La Jornada Veracruz, viernes 25 de abril de 2011, página 7.




[1] Investigador del Instituto de Investigaciones Educativas de la Universidad Veracruzana.
[2] Coordinador del Programa de Estudios de Cambio Climático de la UV.

miércoles, 13 de abril de 2011

Academia y autoritarismo, como el agua y el aceite

Adalberto Tejeda Martínez y Édgar González Gaudiano


Por una extraña razón los políticos mexicanos quieren alcanzar el grado de doctor. José Córdoba Montoya fue el falso doctor del Salinato y Fausto Alzati del Zedillismo. En cambio, los verdaderos estadistas les dejan los títulos y grados a los académicos y ni por equivocación buscarían inscribirse en la universidad de su comarca, esa que controlan por la vía del presupuesto, para obtener un certificado fácil. No se le ha ocurrido a Luiz Inácio “Lula” da Silva, que no tiene títulos universitarios pues de origen es obrero, ni a Felipe González, abogado litigante en sus inicios profesionales, por citar dos casos latinos de líderes exitosos, pero es probable que se le ocurra a Hugo Chávez. Y, en todo caso, para eso están los doctorados honoris causa que se pueden otorgar por méritos sobresalientes en el ejercicio de la función pública, preferentemente cuando esa función ha cesado.
El doctorado lo inventó hace más de doscientos años Wilhelm Humboldt, el hermano de Alexander, inspirado en el taller medieval donde se enseña con el trabajo diario para formar artesanos maestros, o investigadores creativos y formales en el caso de los doctores. El estudiante de doctorado tiene el deber de acostumbrarse a la crítica académica. Critica él a sus colegas, a sus profesores, a los autores que lee, y es sujeto de la revisión rigurosa de sus pares. No puede ser un doctorante si vive en una situación de privilegio o de marginación.
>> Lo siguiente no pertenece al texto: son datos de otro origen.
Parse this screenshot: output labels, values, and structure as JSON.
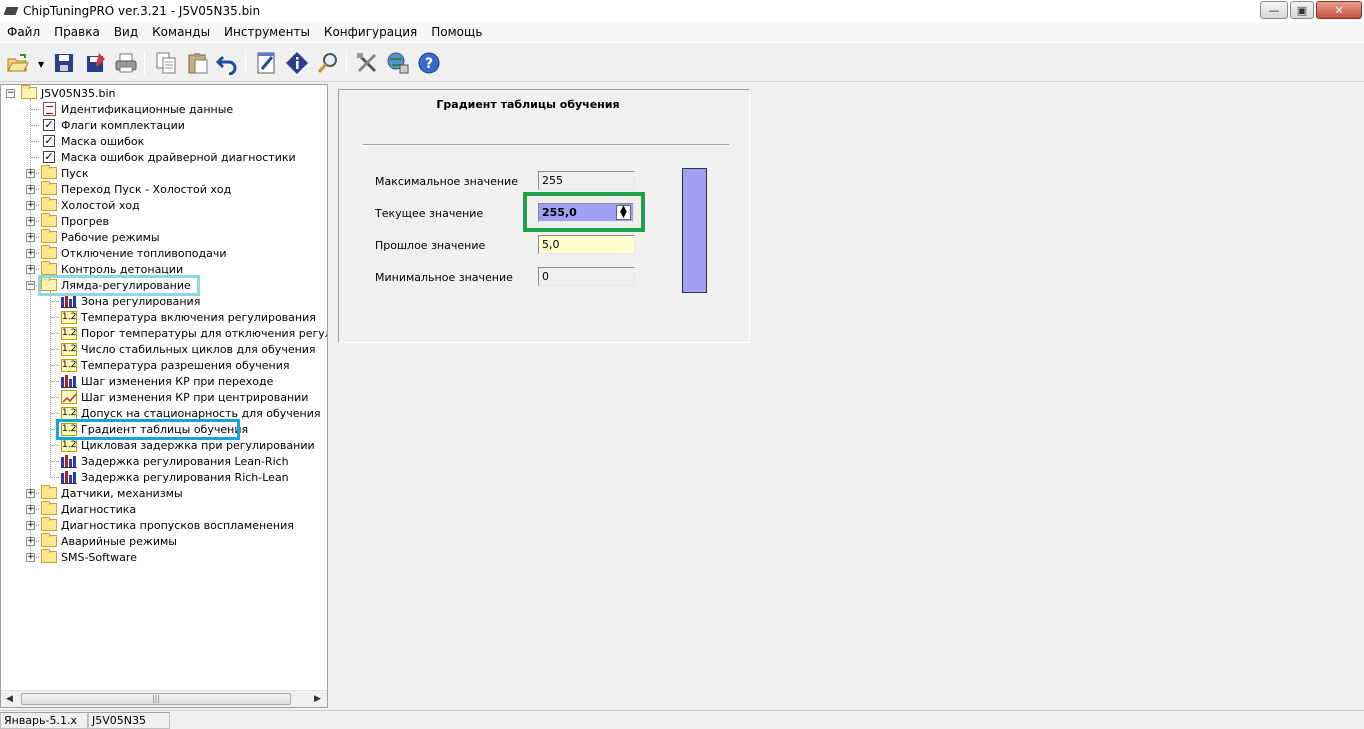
{
  "window": {
    "title": "ChipTuningPRO ver.3.21 - J5V05N35.bin",
    "controls": [
      "minimize",
      "maximize",
      "close"
    ]
  },
  "menu": [
    "Файл",
    "Правка",
    "Вид",
    "Команды",
    "Инструменты",
    "Конфигурация",
    "Помощь"
  ],
  "toolbar": [
    "open-icon",
    "save-icon",
    "save-as-icon",
    "print-icon",
    "copy-icon",
    "paste-icon",
    "undo-icon",
    "edit-icon",
    "info-icon",
    "search-icon",
    "tools-icon",
    "network-icon",
    "help-icon"
  ],
  "tree": {
    "root": "J5V05N35.bin",
    "items": [
      {
        "label": "Идентификационные данные",
        "icon": "document-icon"
      },
      {
        "label": "Флаги комплектации",
        "icon": "checkbox-icon"
      },
      {
        "label": "Маска ошибок",
        "icon": "checkbox-icon"
      },
      {
        "label": "Маска ошибок драйверной диагностики",
        "icon": "checkbox-icon"
      },
      {
        "label": "Пуск",
        "icon": "folder-icon"
      },
      {
        "label": "Переход Пуск - Холостой ход",
        "icon": "folder-icon"
      },
      {
        "label": "Холостой ход",
        "icon": "folder-icon"
      },
      {
        "label": "Прогрев",
        "icon": "folder-icon"
      },
      {
        "label": "Рабочие режимы",
        "icon": "folder-icon"
      },
      {
        "label": "Отключение топливоподачи",
        "icon": "folder-icon"
      },
      {
        "label": "Контроль детонации",
        "icon": "folder-icon"
      },
      {
        "label": "Лямда-регулирование",
        "icon": "open-folder-icon",
        "expanded": true
      },
      {
        "label": "Зона регулирования",
        "icon": "bar-chart-icon"
      },
      {
        "label": "Температура включения регулирования",
        "icon": "number-icon",
        "icon_text": "1.2"
      },
      {
        "label": "Порог температуры для отключения регулирования",
        "icon": "number-icon",
        "icon_text": "1.2"
      },
      {
        "label": "Число стабильных циклов для обучения",
        "icon": "number-icon",
        "icon_text": "1.2"
      },
      {
        "label": "Температура разрешения обучения",
        "icon": "number-icon",
        "icon_text": "1.2"
      },
      {
        "label": "Шаг изменения КР при переходе",
        "icon": "bar-chart-icon"
      },
      {
        "label": "Шаг изменения КР при центрировании",
        "icon": "graph-icon"
      },
      {
        "label": "Допуск на стационарность для обучения",
        "icon": "number-icon",
        "icon_text": "1.2"
      },
      {
        "label": "Градиент таблицы обучения",
        "icon": "number-icon",
        "icon_text": "1.2",
        "selected": true
      },
      {
        "label": "Цикловая задержка при регулировании",
        "icon": "number-icon",
        "icon_text": "1.2"
      },
      {
        "label": "Задержка регулирования Lean-Rich",
        "icon": "bar-chart-icon"
      },
      {
        "label": "Задержка регулирования Rich-Lean",
        "icon": "bar-chart-icon"
      },
      {
        "label": "Датчики, механизмы",
        "icon": "folder-icon"
      },
      {
        "label": "Диагностика",
        "icon": "folder-icon"
      },
      {
        "label": "Диагностика пропусков воспламенения",
        "icon": "folder-icon"
      },
      {
        "label": "Аварийные режимы",
        "icon": "folder-icon"
      },
      {
        "label": "SMS-Software",
        "icon": "folder-icon"
      }
    ]
  },
  "panel": {
    "title": "Градиент таблицы обучения",
    "max_label": "Максимальное значение",
    "max_value": "255",
    "current_label": "Текущее значение",
    "current_value": "255,0",
    "previous_label": "Прошлое значение",
    "previous_value": "5,0",
    "min_label": "Минимальное значение",
    "min_value": "0",
    "gauge_level": 1.0,
    "accent_color": "#9f9ff6"
  },
  "status": {
    "left": "Январь-5.1.x",
    "right": "J5V05N35"
  }
}
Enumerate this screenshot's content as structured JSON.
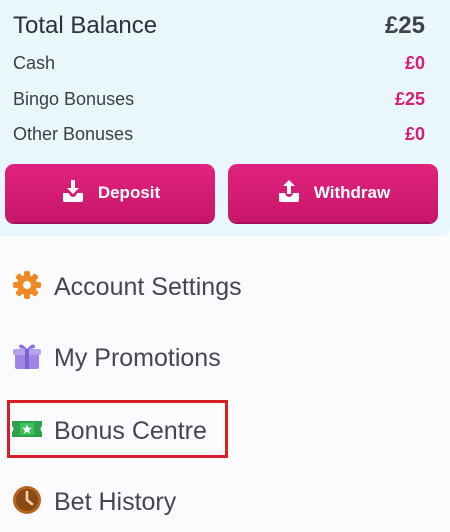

No estudia sólo para saber más, sino para mejorar con sus aportes su área de conocimiento, y eso no lo puede hacer desde una posición conformista o de autoridad devengada de otra fuente que no sea el saber y el saber hacer. También debe entender –ese estudiante- que un doctorado no se ostenta hasta que no se defienda convincentemente una tesis, que por lo demás deberá ser una verdadera contribución al conocimiento.
El trabajo académico –sobre todo el de investigación rigurosa que además forma doctores- debe soportarse en la honestidad intelectual de profesores y estudiantes. El hijo del político local al que todos los profesores ponen dieces sin merecerlos, es una imagen común en los poblados atrasados. El funcionario doctorándose en escuelas donde ejerce su influencia no es precisamente un ejemplo de honestidad intelectual. Si su carrera es la política, ¿por qué afanarse en obtener el diploma de doctor, que no da ni quita méritos para la batalla electoral? Una explicación posible es que se perfile como candidato a político educativo, aspirante a rector, secretario de educación o agregado cultural, ya sea como meta principal o como red de protección para caer en blandito si llega a soltarse del trapecio del poder.
La otra cara de la moneda son los obsequiosos grupos pseudoacadémicos que con lisonjas y adulaciones, haciendo caso omiso de reglamentos de asistencia y de cumplimiento de la vida académica, regalan grados o los cambian por prebendas. Se desprestigian ellos pero en su desprestigio arrastran a la institución que deberían defender. La toga y el birrete pasan de investidura a disfraz o caricatura; los actos académicos se convierten en farsa. No es un ejercicio de contraste de ideas sino de autoritarismo del sustentante que no fue alumno ni estudiante, sino dador de gracias.
Con tesón y sangre nueva las universidades de la provincia mexicana cada vez más avanzan sobre los rieles de la academia, pero hay quienes siguen creyendo en el autoritarismo de la vieja universidad tropical.